You are given a node node in a binary search tree (BST). Each node has a parent pointer in addition to its left and right children. Your task is to find the in-order successor of the given node in the BST.

• The in-order successor of a node is the node with the smallest key greater than the given node's value.
• You must return null if the given node has no in-order successor.
• It is guaranteed that the given node exists in the tree.
• Each node has a unique value.
• Do not reuse or modify elements in the tree.

Thought Process

To solve this problem, it's important to recall what an in-order traversal of a BST looks like: it visits nodes in ascending order. The in-order successor of a node is the next node visited after the current node during such a traversal.

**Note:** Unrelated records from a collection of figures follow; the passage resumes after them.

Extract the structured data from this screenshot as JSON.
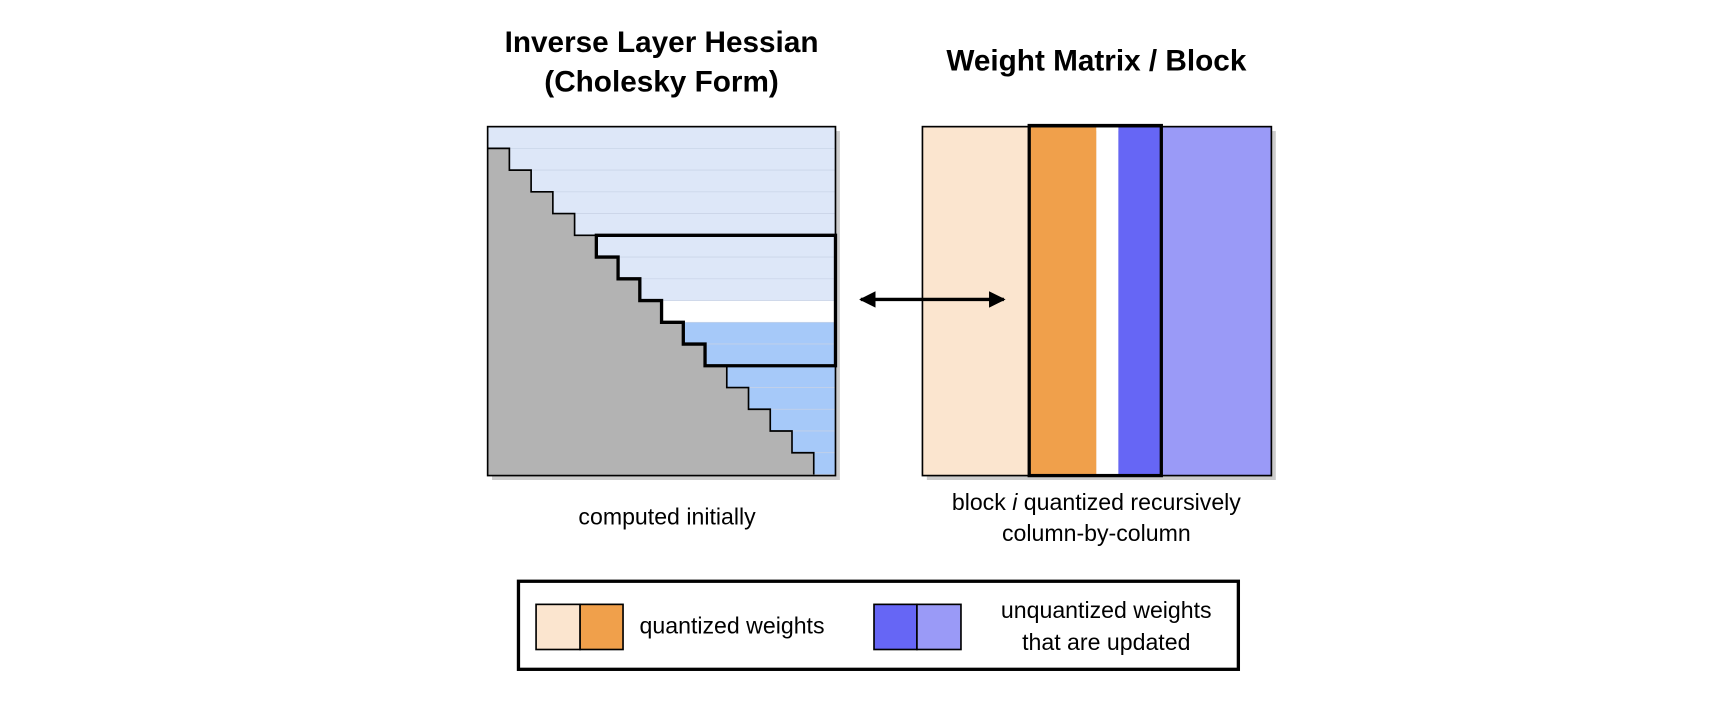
{
  "left_panel": {
    "title": [
      "Inverse Layer Hessian",
      "(Cholesky Form)"
    ],
    "caption": "computed initially"
  },
  "right_panel": {
    "title": "Weight Matrix / Block",
    "caption": {
      "before": "block ",
      "italic": "i",
      "after": " quantized recursively",
      "line2": "column-by-column"
    }
  },
  "legend": {
    "quantized": "quantized weights",
    "unquantized": [
      "unquantized weights",
      "that are updated"
    ]
  }
}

The naive approach would be to perform a full in-order traversal of the tree, collect all nodes in a list, and then find the node following the given one. However, this would be inefficient and unnecessary, especially since each node has a parent pointer, allowing us to move upwards in the tree.

By leveraging the BST properties and the parent pointer, we can identify two main cases:

• If the node has a right child, its successor is the leftmost node in its right subtree.
• If it doesn't have a right child, we move up the tree using the parent pointer until we find a node that is a left child of its parent; then, its parent is the successor.

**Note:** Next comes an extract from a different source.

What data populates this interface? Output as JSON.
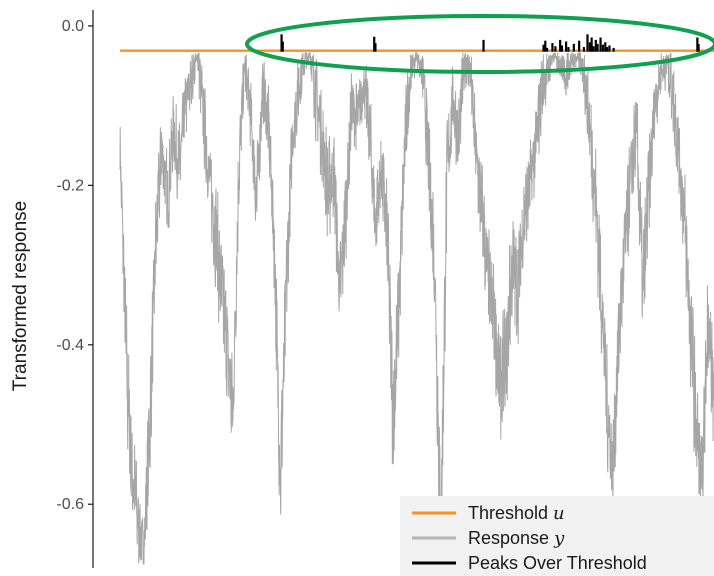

This approach is much more efficient and elegant than traversing the entire tree.

Solution Approach

• Case 1: Node has a right child
  • Go to the right child of the node.
  • From there, keep going to the left child until you can't go further.
  • The last node you reach is the in-order successor.
• Case 2: Node does not have a right child
  • Move up to the parent node repeatedly, as long as the current node is a right child of its parent.
  • Stop when the current node becomes a left child of its parent.
  • The parent at this point is the in-order successor. If you reach the root (parent is null), then there is no successor.

This method efficiently finds the successor in O(h) time, where h is the height of the tree, without needing extra space.

Example Walkthrough

Let's consider the following BST:

        5
       / \
      3   6
     / \
    2   4
   /
  1
  

Suppose node = 3. What is its in-order successor?

1. Does 3 have a right child? Yes, it has 4.
   • Go to 4. 4 has no left child, so 4 is the in-order successor of 3.
2. Now, suppose node = 4.
   • 4 has no right child.
   • Move up to its parent (3). 4 is the right child of 3, so move up again to 5.
   • 4 is in the left subtree of 5, so 5 is the successor of 4.
3. For node = 6:
   • 6 has no right child and is the right child of 5. Move up to 5. 6 is the right child of 5, and 5 has no parent. So, 6 has no in-order successor (returns null).

Time and Space Complexity

• Brute-force approach:
  • Time: O(N) to traverse the entire tree.
  • Space: O(N) to store the nodes in a list.
• Optimized approach (with parent pointer):
  • Time: O(h), where h is the height of the tree, since we may traverse up or down the tree at most h steps.
  • Space: O(1), as we only use a constant amount of extra memory.

The optimized approach is efficient both in time and space, especially for balanced BSTs where h = log N.

Summary

By leveraging the BST's properties and the presence of a parent pointer, we can efficiently find the in-order successor of a node without traversing the entire tree. The key insight is to distinguish between nodes with and without right children and to use upwards traversal only when necessary. This results in a clean, elegant, and optimal solution.